A handsome, married young father and former deputy sheriff, Gabriel Morris looked like the picture of respectability. When his mother and her boyfriend were found brutally murdered in their pleasant Oregon seaside home, authorities were shocked to find a trail leading to him.
Soon, police in several states were caught up in a riveting chase as Gabriel, with family in tow, went on a cross-country crime spree. No one knew if his wife, Jessica, was a victim or accomplice; or if his four-year-old daughter was in jeopardy. In a gracious Virginia suburb, a SWAT team swooped down on the renegade family and ended their wild, dangerous ride.
What followed was even more shocking, as the story of how Gabriel Morris ended up on the wrong side of the law took investigators on a dark journey into the heart of a killer...
So I read several reviews on this book that talked about how the author jumped back and forth in the timeline, but apparently these people are not familiar with how a true crime book is typically formatted. Ignore all of those reviews please
It is a somewhat fascinating case with a lot of build up. It sounds like it will be a lot more interesting than it actually is. The real problem is the writing style. At the beginning, there is action and build up, but it becomes hard to read because the writing style is more frantic than the "delusions" Gabe is accused of. Later, it gets softer in style, therefore easier to read, but it comes about due to the author's laziness. At the end, his writing sounds tired as if he is over the book and trying to force out the ending as quick as possible. That is how the reader feels as well. By this time he or she just wants closure in the form of a conclusion, and they also just want to get to it as quickly as possible, A better story could have been written in 200 less pages. All in all, glad it was a library book. It was bad enough I wasted my time on it. It would have been more upsetting had I wasted my money on it too.
Honestly, I had to stop by page 70. The narrative meandered around with no clear point to what was being described. Chapters and events were all over the place, offer coming back to a previous point pages later. This book could have been summarized in half the space, if the beginning was any indication.
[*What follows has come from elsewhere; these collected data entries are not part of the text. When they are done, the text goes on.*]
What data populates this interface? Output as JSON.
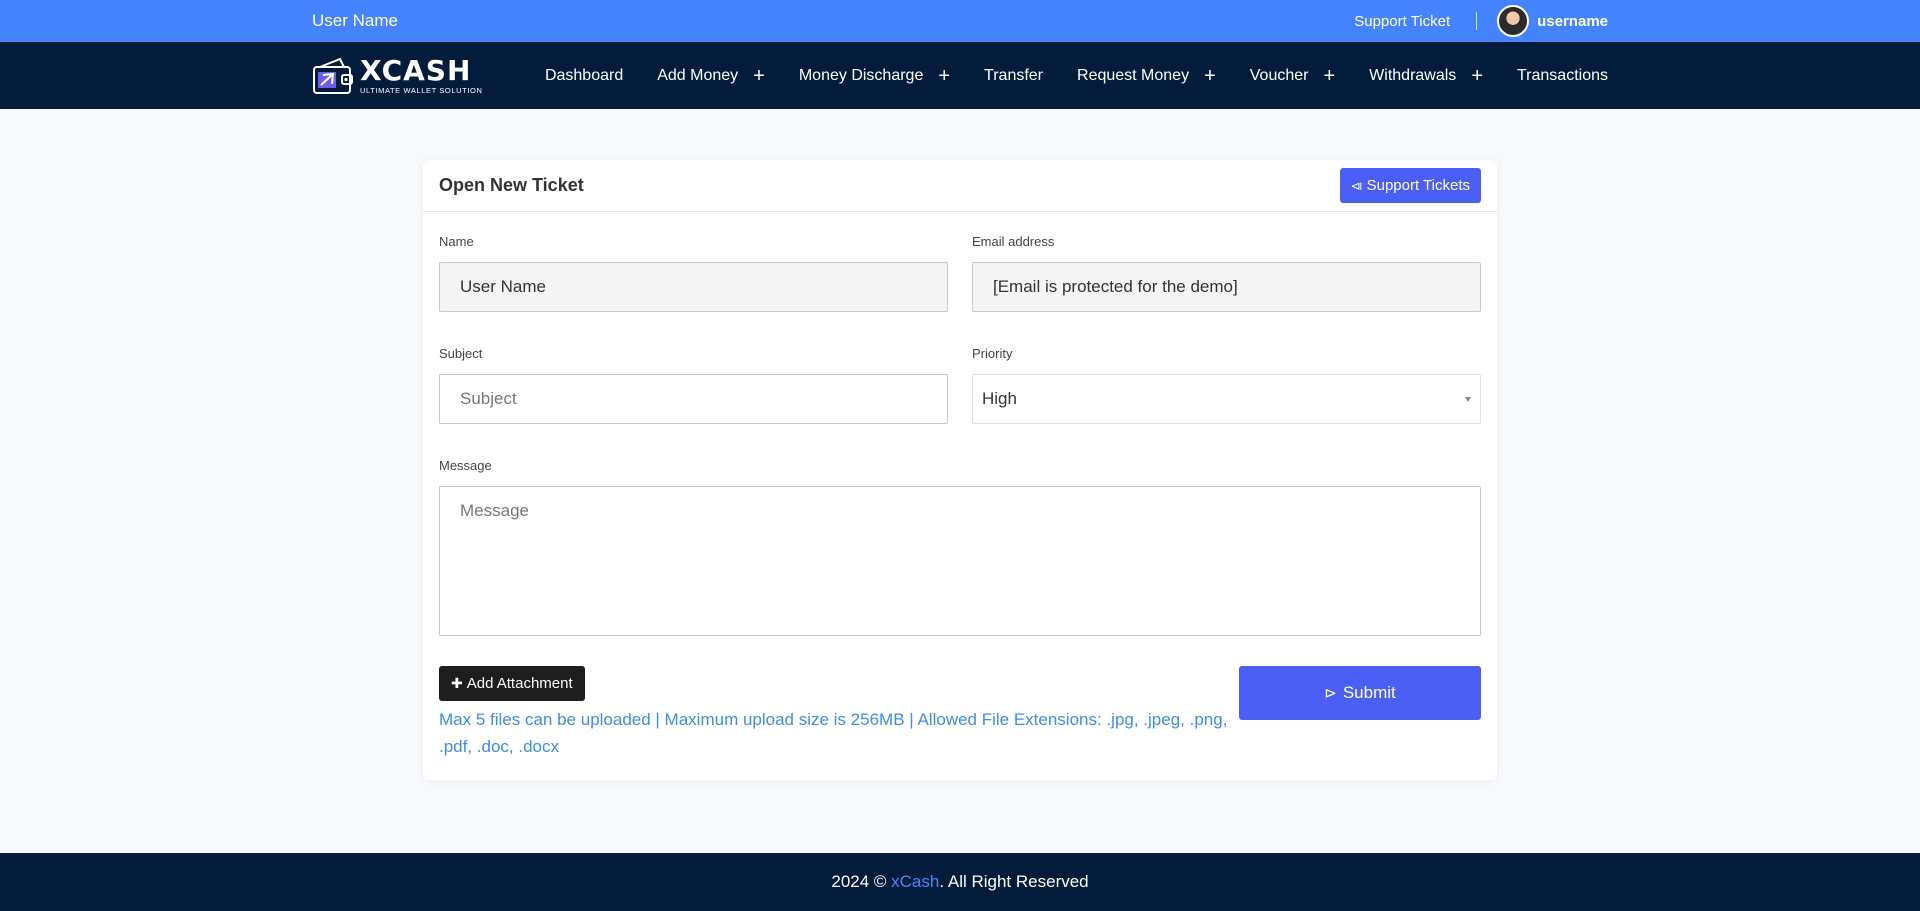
{
  "topbar": {
    "user_name": "User Name",
    "support_link": "Support Ticket",
    "username": "username"
  },
  "navbar": {
    "logo_title": "XCASH",
    "logo_tagline": "ULTIMATE WALLET SOLUTION",
    "items": [
      {
        "label": "Dashboard",
        "has_submenu": false
      },
      {
        "label": "Add Money",
        "has_submenu": true
      },
      {
        "label": "Money Discharge",
        "has_submenu": true
      },
      {
        "label": "Transfer",
        "has_submenu": false
      },
      {
        "label": "Request Money",
        "has_submenu": true
      },
      {
        "label": "Voucher",
        "has_submenu": true
      },
      {
        "label": "Withdrawals",
        "has_submenu": true
      },
      {
        "label": "Transactions",
        "has_submenu": false
      }
    ],
    "submenu_icon": "+"
  },
  "card": {
    "title": "Open New Ticket",
    "support_tickets_button": "Support Tickets",
    "support_tickets_icon": "⧏",
    "name_label": "Name",
    "name_value": "User Name",
    "email_label": "Email address",
    "email_value": "[Email is protected for the demo]",
    "subject_label": "Subject",
    "subject_placeholder": "Subject",
    "priority_label": "Priority",
    "priority_value": "High",
    "message_label": "Message",
    "message_placeholder": "Message",
    "add_attachment_button": "Add Attachment",
    "add_attachment_icon": "✚",
    "attachment_note": "Max 5 files can be uploaded | Maximum upload size is 256MB | Allowed File Extensions: .jpg, .jpeg, .png, .pdf, .doc, .docx",
    "submit_button": "Submit",
    "submit_icon": "⊳"
  },
  "footer": {
    "prefix": "2024 © ",
    "brand": "xCash",
    "suffix": ". All Right Reserved"
  },
  "colors": {
    "topbar": "#4684ff",
    "navbar": "#041c3c",
    "primary_button": "#4c5ff5",
    "note_text": "#3e8fdc"
  }
}
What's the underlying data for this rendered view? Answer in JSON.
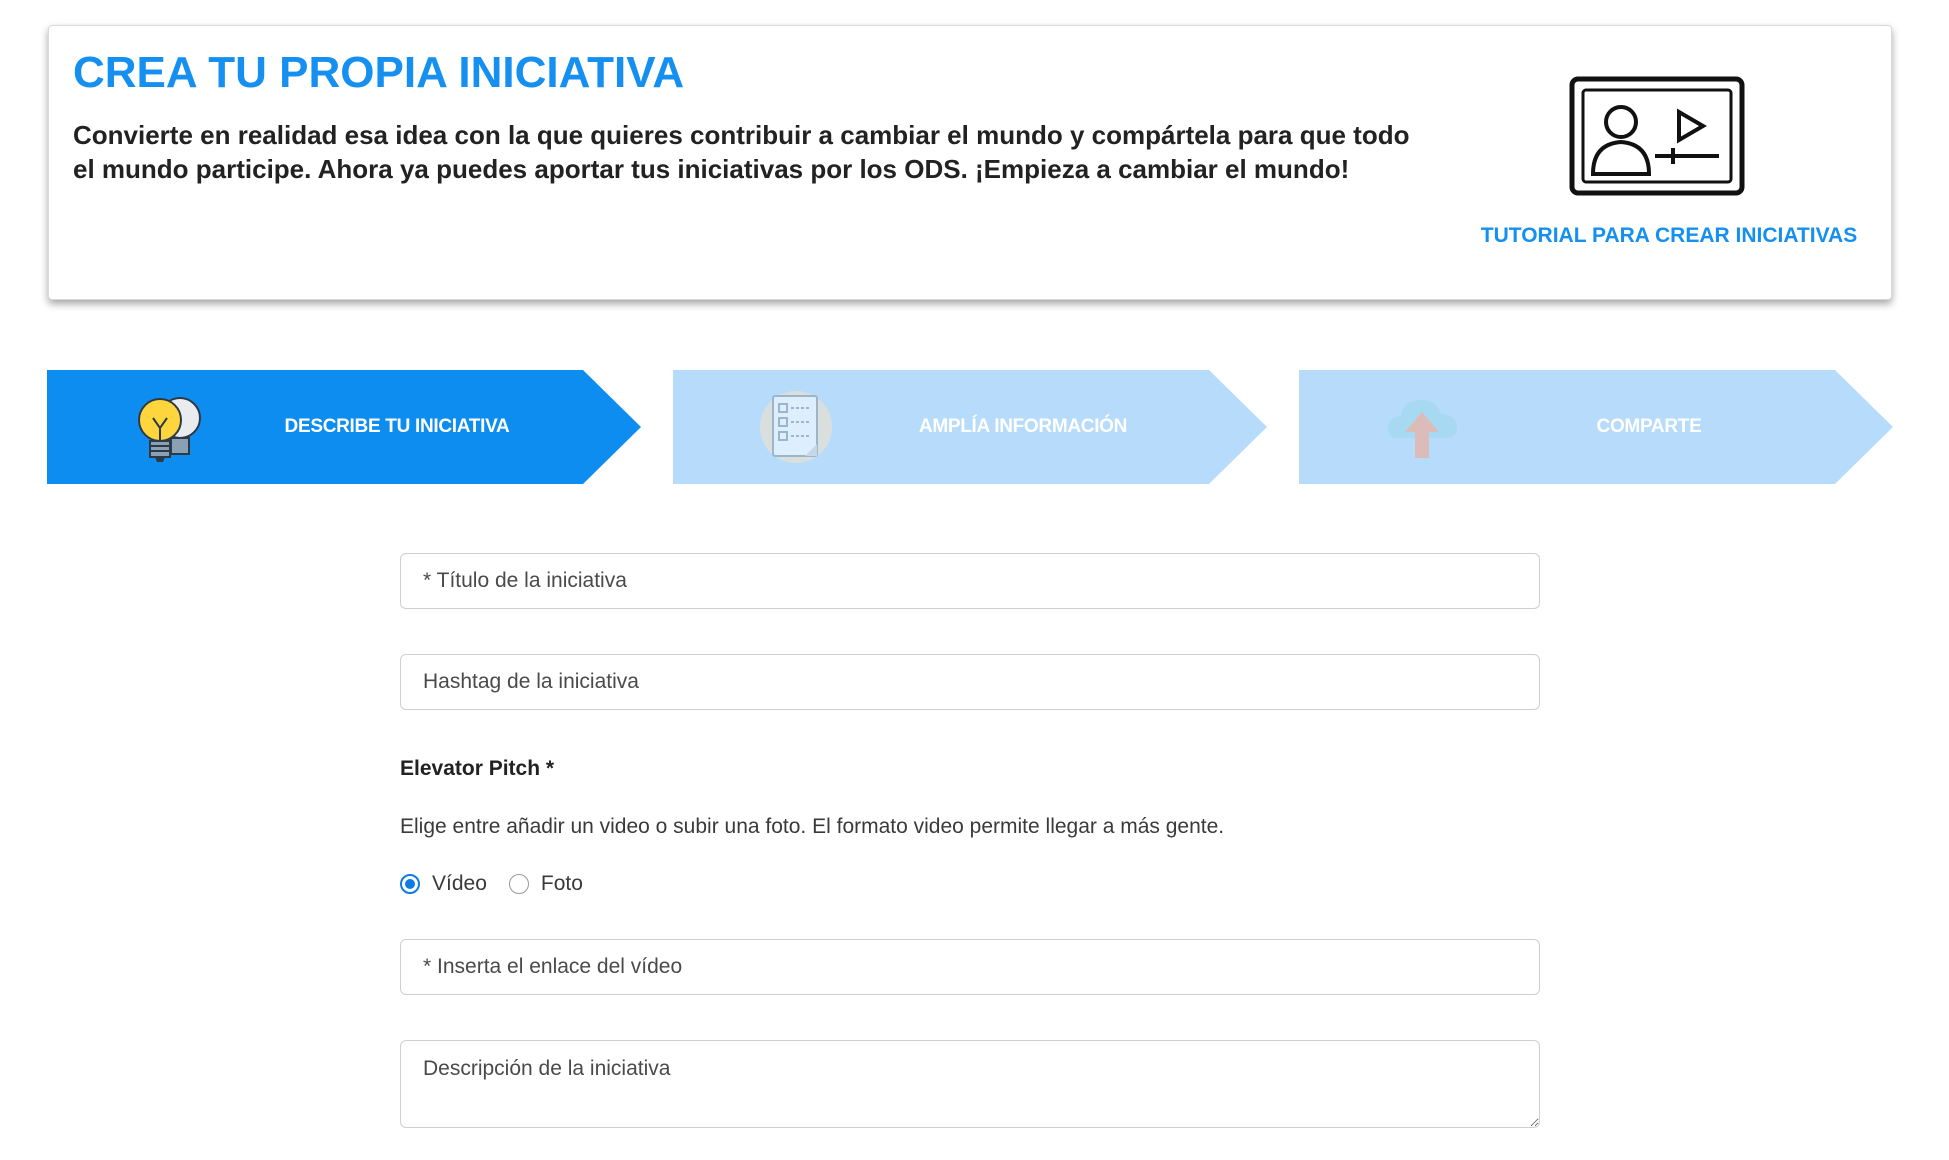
{
  "hero": {
    "title": "CREA TU PROPIA INICIATIVA",
    "description": "Convierte en realidad esa idea con la que quieres contribuir a cambiar el mundo y compártela para que todo el mundo participe. Ahora ya puedes aportar tus iniciativas por los ODS. ¡Empieza a cambiar el mundo!",
    "tutorial_icon": "video-tutorial-icon",
    "tutorial_link": "TUTORIAL PARA CREAR INICIATIVAS"
  },
  "steps": [
    {
      "label": "DESCRIBE TU INICIATIVA",
      "icon": "lightbulbs-icon",
      "state": "active"
    },
    {
      "label": "AMPLÍA INFORMACIÓN",
      "icon": "checklist-icon",
      "state": "inactive"
    },
    {
      "label": "COMPARTE",
      "icon": "cloud-upload-icon",
      "state": "inactive"
    }
  ],
  "form": {
    "title_placeholder": "* Título de la iniciativa",
    "hashtag_placeholder": "Hashtag de la iniciativa",
    "pitch_title": "Elevator Pitch *",
    "pitch_help": "Elige entre añadir un video o subir una foto. El formato video permite llegar a más gente.",
    "options": [
      {
        "label": "Vídeo",
        "checked": true
      },
      {
        "label": "Foto",
        "checked": false
      }
    ],
    "video_placeholder": "* Inserta el enlace del vídeo",
    "description_placeholder": "Descripción de la iniciativa"
  },
  "colors": {
    "accent": "#1590f0",
    "step_active": "#0e8df0",
    "step_inactive": "#b7dcfb",
    "radio_checked": "#0e7ae6"
  }
}
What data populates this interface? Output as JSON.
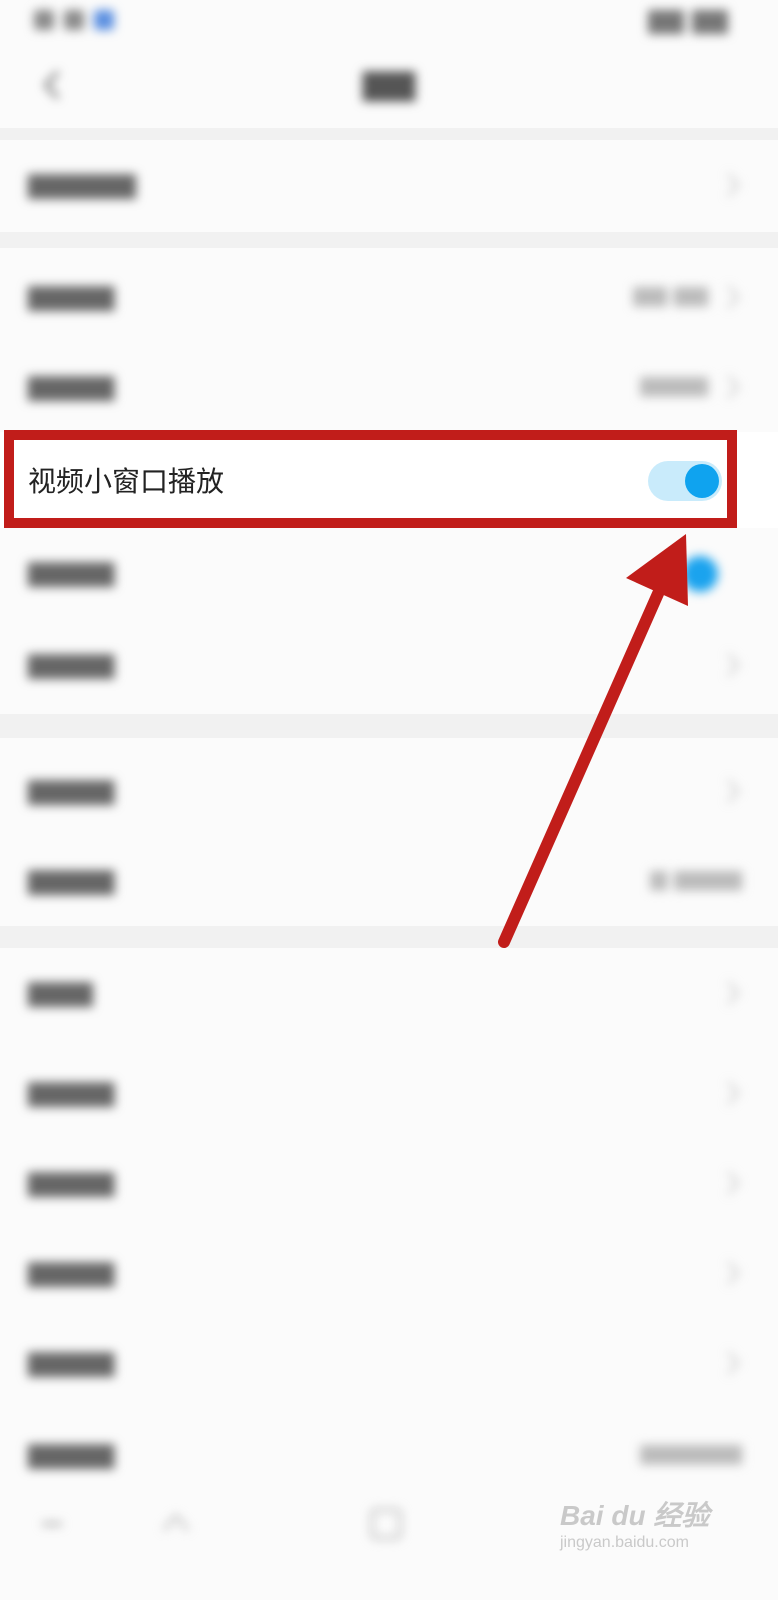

This could have been a very interesting book but the author just spent entirely too much time on the ramblings of the murderer and not enough on the victims. Very disappointed.
I thought this was going to be an excellent book for about the first 3 chapters. The author really seemed to run out of the excitement pill after that. It seemed like everything that even started to make the good book came to an abrupt halt. I forced myself to finish the book only with the hopes that it would get better. The courtroom chapters were about as exciting as sitting by around watching paint dry.
I usually like reading true crime books but this one left me wanting less information instead of more. The author went into too much detail regarding the trial and who said what and who was arguing over whether the guy was guilty because he was a con man or was he not guilty because he was having delusions.
I am an avid reader of true crime books and I must say I was disappointed in this one! I have read other books by Robert Scott that I enjoyed but this one....mmmmmm, not so much. In fact, it was so boring that I quit reading it half way thru :(
This is the second book I read b this author.I enjoyed the first much more than this one.This story started out very interesting but the psychiatric experts testimony was to long and drawn out.
A very well constructed ' crime ' novel.I loved the attention to detail.I felt as if I was in the court room as a reporter at times,it was so realistic.